With over 50 years of intense and unceasing searching and mapping behind him, his photographs reflect identity, dream and reality, introspection and draw closer to anthropological studies, so marking a return to origins through the portrait. We see it in works such as Tumba, bembé y batá in 1963 in Galería Habana, the first exhibition he would present and which reflected our African but native roots; or such as El último Cabildo de Regla from 1961. In the process, he draws nearer to ethnographic and sociologic studies of the Cuban people in an essay such as Así son los cubanos until his most recent incursions, where, putting the full extent of his skills to work, he makes use of the state-of-the-art techniques of digital photography to deliver his Nostalgias.

The very personal manner of interpreting the contexts through which he moves in different ways, whether starting with central ideas that guide him during the artistic process or endeavouring to catch the changing face of reality from his stereotype plate, reveals an untiring creator to us. He has his followers and his detractors, but that does not worry him, because the most important thing for him, as it should be for any self-respecting artist, as long as he has the strength to continue, is to feel content with himself and to be the most convinced critic of what he has done.

His restless eyeballs steered him to whatever caught his attention and seemed interesting to him, even though they may involve all sorts of controversy, refutation or disagreement; his premise is to remain consistent with his concerns and gratify his desire to always do something new which keeps him active; to bear witness to something in his own way.

With his most recent work Nostalgias, started in 2008, as the opening of another stage in his tireless search for forms and themes, he has captured different places and situations: Havana, Amsterdam, Paris, Seville, Madrid. He calls it Nostalgias so alluding to the technique he uses, in an entirely digital process, where white and black contrast with colour providing emphasis in specific areas and yet, the overall effect is a pervading feeling of melancholy though it is not his essential priority.

The series comprises, up to now, 40 photographs, exhibited for the first time as the serie Habanera, in May-June of 2009 in the Fototeca de Cuba, the country’s leading photographic centre. Concerning the exhibition, Doctor Eusebio Leal stated:
It would be pretentious to make an assessment of such an acknowledged work, a work in which two lives melt into one: a master, a pupil, an inspiration from yesterday, a reason for today and for ever. An exhibition in which the splendour of Havana, in these photographs, although shrouded at some point and over very large areas by veils of decay, emerges with extraordinary beauty like a spirit from its own body.
They are photos moreover, which give the profile, the depth, the textures, the poetic enchantment of a city which for me, for him and for all those who love it, is always immortal… it is an anthology and a symbol of the artist’s maturity, reiterating the conviction that reflecting reality would be easy, but the important thing is to be able to see it deep down and truly as it is.
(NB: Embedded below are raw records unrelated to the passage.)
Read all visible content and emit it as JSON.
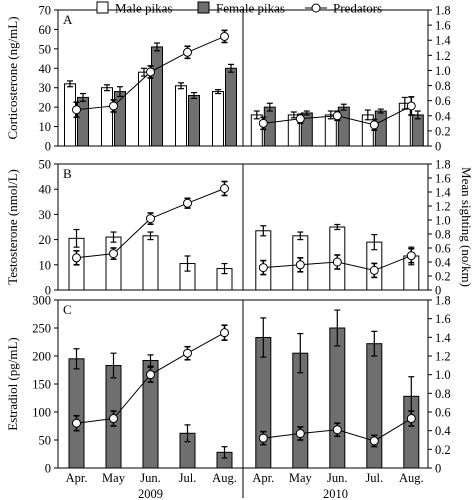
{
  "legend": {
    "male": "Male pikas",
    "female": "Female pikas",
    "predators": "Predators"
  },
  "x_axis": {
    "months": [
      "Apr.",
      "May",
      "Jun.",
      "Jul.",
      "Aug.",
      "Apr.",
      "May",
      "Jun.",
      "Jul.",
      "Aug."
    ],
    "years": [
      "2009",
      "2010"
    ]
  },
  "right_axis_title": "Mean sighting (no/km)",
  "colors": {
    "female_bar": "#6f6f6f",
    "male_bar": "#ffffff",
    "line": "#000000"
  },
  "chart_data": [
    {
      "type": "bar",
      "panel": "A",
      "ylabel": "Corticosterone (ng/mL)",
      "ylim": [
        0,
        70
      ],
      "yticks": [
        0,
        10,
        20,
        30,
        40,
        50,
        60,
        70
      ],
      "y2label": "",
      "y2lim": [
        0,
        1.8
      ],
      "y2ticks": [
        "0",
        "0.2",
        "0.4",
        "0.6",
        "0.8",
        "1.0",
        "1.2",
        "1.4",
        "1.6",
        "1.8"
      ],
      "categories": [
        "Apr. 2009",
        "May 2009",
        "Jun. 2009",
        "Jul. 2009",
        "Aug. 2009",
        "Apr. 2010",
        "May 2010",
        "Jun. 2010",
        "Jul. 2010",
        "Aug. 2010"
      ],
      "series": [
        {
          "name": "Male pikas",
          "values": [
            32,
            30,
            38,
            31,
            28,
            16,
            16,
            16,
            16,
            22
          ],
          "errors": [
            1.5,
            1.5,
            2,
            1.5,
            1,
            2,
            1.5,
            2,
            2.5,
            3
          ]
        },
        {
          "name": "Female pikas",
          "values": [
            25,
            28,
            51,
            26,
            40,
            20,
            17,
            20,
            18,
            16
          ],
          "errors": [
            2,
            2.5,
            2,
            1.5,
            2,
            2,
            1,
            1.5,
            1,
            2
          ]
        },
        {
          "name": "Predators",
          "axis": "right",
          "values": [
            0.48,
            0.53,
            0.98,
            1.24,
            1.45,
            0.3,
            0.36,
            0.4,
            0.28,
            0.53
          ],
          "errors": [
            0.1,
            0.08,
            0.08,
            0.08,
            0.08,
            0.08,
            0.06,
            0.06,
            0.07,
            0.12
          ]
        }
      ]
    },
    {
      "type": "bar",
      "panel": "B",
      "ylabel": "Testosterone (nmol/L)",
      "ylim": [
        0,
        50
      ],
      "yticks": [
        0,
        10,
        20,
        30,
        40,
        50
      ],
      "y2label": "Mean sighting (no/km)",
      "y2lim": [
        0,
        1.8
      ],
      "y2ticks": [
        "0",
        "0.2",
        "0.4",
        "0.6",
        "0.8",
        "1.0",
        "1.2",
        "1.4",
        "1.6",
        "1.8"
      ],
      "categories": [
        "Apr. 2009",
        "May 2009",
        "Jun. 2009",
        "Jul. 2009",
        "Aug. 2009",
        "Apr. 2010",
        "May 2010",
        "Jun. 2010",
        "Jul. 2010",
        "Aug. 2010"
      ],
      "series": [
        {
          "name": "Male pikas",
          "values": [
            20.5,
            21,
            21.5,
            10.5,
            8.5,
            23.5,
            21.5,
            25,
            19,
            13.5
          ],
          "errors": [
            3.5,
            2,
            1.5,
            3,
            2,
            2,
            1.5,
            1,
            3,
            3.5
          ]
        },
        {
          "name": "Predators",
          "axis": "right",
          "values": [
            0.46,
            0.52,
            1.02,
            1.24,
            1.45,
            0.32,
            0.36,
            0.4,
            0.28,
            0.49
          ],
          "errors": [
            0.1,
            0.08,
            0.08,
            0.07,
            0.1,
            0.1,
            0.1,
            0.1,
            0.1,
            0.1
          ]
        }
      ]
    },
    {
      "type": "bar",
      "panel": "C",
      "ylabel": "Estradiol (pg/mL)",
      "ylim": [
        0,
        300
      ],
      "yticks": [
        0,
        50,
        100,
        150,
        200,
        250,
        300
      ],
      "y2label": "",
      "y2lim": [
        0,
        1.8
      ],
      "y2ticks": [
        "0",
        "0.2",
        "0.4",
        "0.6",
        "0.8",
        "1.0",
        "1.2",
        "1.4",
        "1.6",
        "1.8"
      ],
      "categories": [
        "Apr. 2009",
        "May 2009",
        "Jun. 2009",
        "Jul. 2009",
        "Aug. 2009",
        "Apr. 2010",
        "May 2010",
        "Jun. 2010",
        "Jul. 2010",
        "Aug. 2010"
      ],
      "series": [
        {
          "name": "Female pikas",
          "values": [
            195,
            183,
            192,
            62,
            28,
            233,
            205,
            250,
            222,
            128
          ],
          "errors": [
            18,
            22,
            10,
            15,
            10,
            35,
            35,
            32,
            22,
            35
          ]
        },
        {
          "name": "Predators",
          "axis": "right",
          "values": [
            0.48,
            0.53,
            1.0,
            1.23,
            1.45,
            0.32,
            0.37,
            0.41,
            0.29,
            0.53
          ],
          "errors": [
            0.08,
            0.08,
            0.08,
            0.07,
            0.08,
            0.07,
            0.07,
            0.07,
            0.06,
            0.08
          ]
        }
      ]
    }
  ]
}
We present only a selection of 13 photographs which, in a brief overview, at the curators’ discretion, endeavours to capture this creator’s spirit, his calling to the art of photography and even more so, his unique way of apprehending our reality to make it his own and show it to us through his eyes.

Lourdes Magdalena Socarrás Ferrer
Historian and representative of Osvaldo & Roberto Salas Estate
Havana, April 2011

1 Lambio is a term that appeared in the 1950’s to classify those photographers who used  to take photos at banquets, baptisms and weddings. (Note from the curator.)